Thankfully, the magic that surrounded a gender transition was incredibly simple, so long as the target was willing. It would be an hour, maybe two, and then the spell was set. After a month without it being dispelled, it was effectively permanent. Dylan went first, and could barely remember what happened during the casting itself. 

He remembered waking up with Tatyana by his side with tears of joy in her eyes. She didn’t let him go until the witch declared that it was her turn, and Dylan took his turn waiting patiently for her to come back. He couldn’t believe how perfect his new body seemed to fit him. He didn’t have facial hair—it didn’t grow that quickly, to his displeasure—but everything else was perfect. He was nowhere near as small as he once was, and he suspected that, if he and Tatyana had compared heights he would be her height, if not a little bit taller.

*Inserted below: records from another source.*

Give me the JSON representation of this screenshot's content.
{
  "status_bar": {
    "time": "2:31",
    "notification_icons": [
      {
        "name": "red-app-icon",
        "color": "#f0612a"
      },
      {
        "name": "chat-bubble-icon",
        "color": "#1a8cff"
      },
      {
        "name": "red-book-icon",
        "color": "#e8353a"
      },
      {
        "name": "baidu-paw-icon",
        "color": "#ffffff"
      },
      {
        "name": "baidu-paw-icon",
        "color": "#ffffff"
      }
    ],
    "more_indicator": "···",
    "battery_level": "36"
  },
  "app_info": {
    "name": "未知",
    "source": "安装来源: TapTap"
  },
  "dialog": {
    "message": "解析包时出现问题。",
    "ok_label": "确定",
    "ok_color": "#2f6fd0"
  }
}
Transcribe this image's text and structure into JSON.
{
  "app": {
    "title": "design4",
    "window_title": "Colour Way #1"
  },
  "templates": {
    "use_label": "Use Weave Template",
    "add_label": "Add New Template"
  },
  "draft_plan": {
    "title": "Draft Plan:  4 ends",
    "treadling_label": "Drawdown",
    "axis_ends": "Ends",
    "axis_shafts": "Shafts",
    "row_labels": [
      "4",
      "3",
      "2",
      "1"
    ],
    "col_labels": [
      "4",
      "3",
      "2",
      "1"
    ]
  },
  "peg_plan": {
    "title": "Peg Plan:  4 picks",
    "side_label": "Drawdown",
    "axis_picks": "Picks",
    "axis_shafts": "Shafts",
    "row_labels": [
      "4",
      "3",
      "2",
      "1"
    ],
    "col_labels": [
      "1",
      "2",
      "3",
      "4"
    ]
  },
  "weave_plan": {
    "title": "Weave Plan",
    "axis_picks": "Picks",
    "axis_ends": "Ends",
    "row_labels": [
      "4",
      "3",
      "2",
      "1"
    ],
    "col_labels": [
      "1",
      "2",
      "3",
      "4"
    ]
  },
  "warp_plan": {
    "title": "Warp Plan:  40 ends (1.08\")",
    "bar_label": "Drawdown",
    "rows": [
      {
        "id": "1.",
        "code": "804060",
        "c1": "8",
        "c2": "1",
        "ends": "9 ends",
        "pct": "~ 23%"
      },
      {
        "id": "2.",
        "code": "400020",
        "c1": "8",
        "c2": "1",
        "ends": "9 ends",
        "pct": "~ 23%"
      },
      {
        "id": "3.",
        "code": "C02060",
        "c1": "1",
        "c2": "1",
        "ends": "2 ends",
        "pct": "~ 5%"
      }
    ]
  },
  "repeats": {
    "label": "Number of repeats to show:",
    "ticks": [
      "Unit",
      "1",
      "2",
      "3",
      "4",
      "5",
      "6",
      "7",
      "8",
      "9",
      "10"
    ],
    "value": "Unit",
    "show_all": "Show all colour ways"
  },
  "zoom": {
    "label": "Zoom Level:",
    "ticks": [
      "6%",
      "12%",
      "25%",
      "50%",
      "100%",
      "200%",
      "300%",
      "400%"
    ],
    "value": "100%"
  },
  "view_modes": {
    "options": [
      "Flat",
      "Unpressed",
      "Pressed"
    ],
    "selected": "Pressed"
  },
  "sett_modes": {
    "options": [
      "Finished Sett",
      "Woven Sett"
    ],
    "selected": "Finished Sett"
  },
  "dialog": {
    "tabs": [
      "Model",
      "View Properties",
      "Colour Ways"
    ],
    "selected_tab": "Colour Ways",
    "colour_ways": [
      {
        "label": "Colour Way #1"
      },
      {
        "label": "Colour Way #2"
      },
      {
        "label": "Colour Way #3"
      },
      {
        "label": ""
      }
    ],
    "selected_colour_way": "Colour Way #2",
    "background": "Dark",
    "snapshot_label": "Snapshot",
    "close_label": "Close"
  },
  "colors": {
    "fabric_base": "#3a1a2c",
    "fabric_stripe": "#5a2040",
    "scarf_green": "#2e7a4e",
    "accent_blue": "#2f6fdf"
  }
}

Near the end of his hour of waiting, Dylan realized the bandages that normally covered up the name of his soulmate were gone. He was terrified that Tatyana had seen it. If she had, how did she feel about the truth? Was that why she’d held so tightly to him? Or was she just sharing his joy at finally having a body to call his own?

When Tatyana was released, Dylan got his answer. The burn that had once hid away the name of her soulmate was gone, replaced with a name he was overjoyed to see. He couldn’t help but smile as he held tightly to her much smaller form. 

As soon as they let go, Dylan knew he couldn’t leave things at that. He steeled himself, and their lips met for a kiss. It was still clumsy, thanks in no small part to their inexperience, but he wouldn’t have traded it for the world.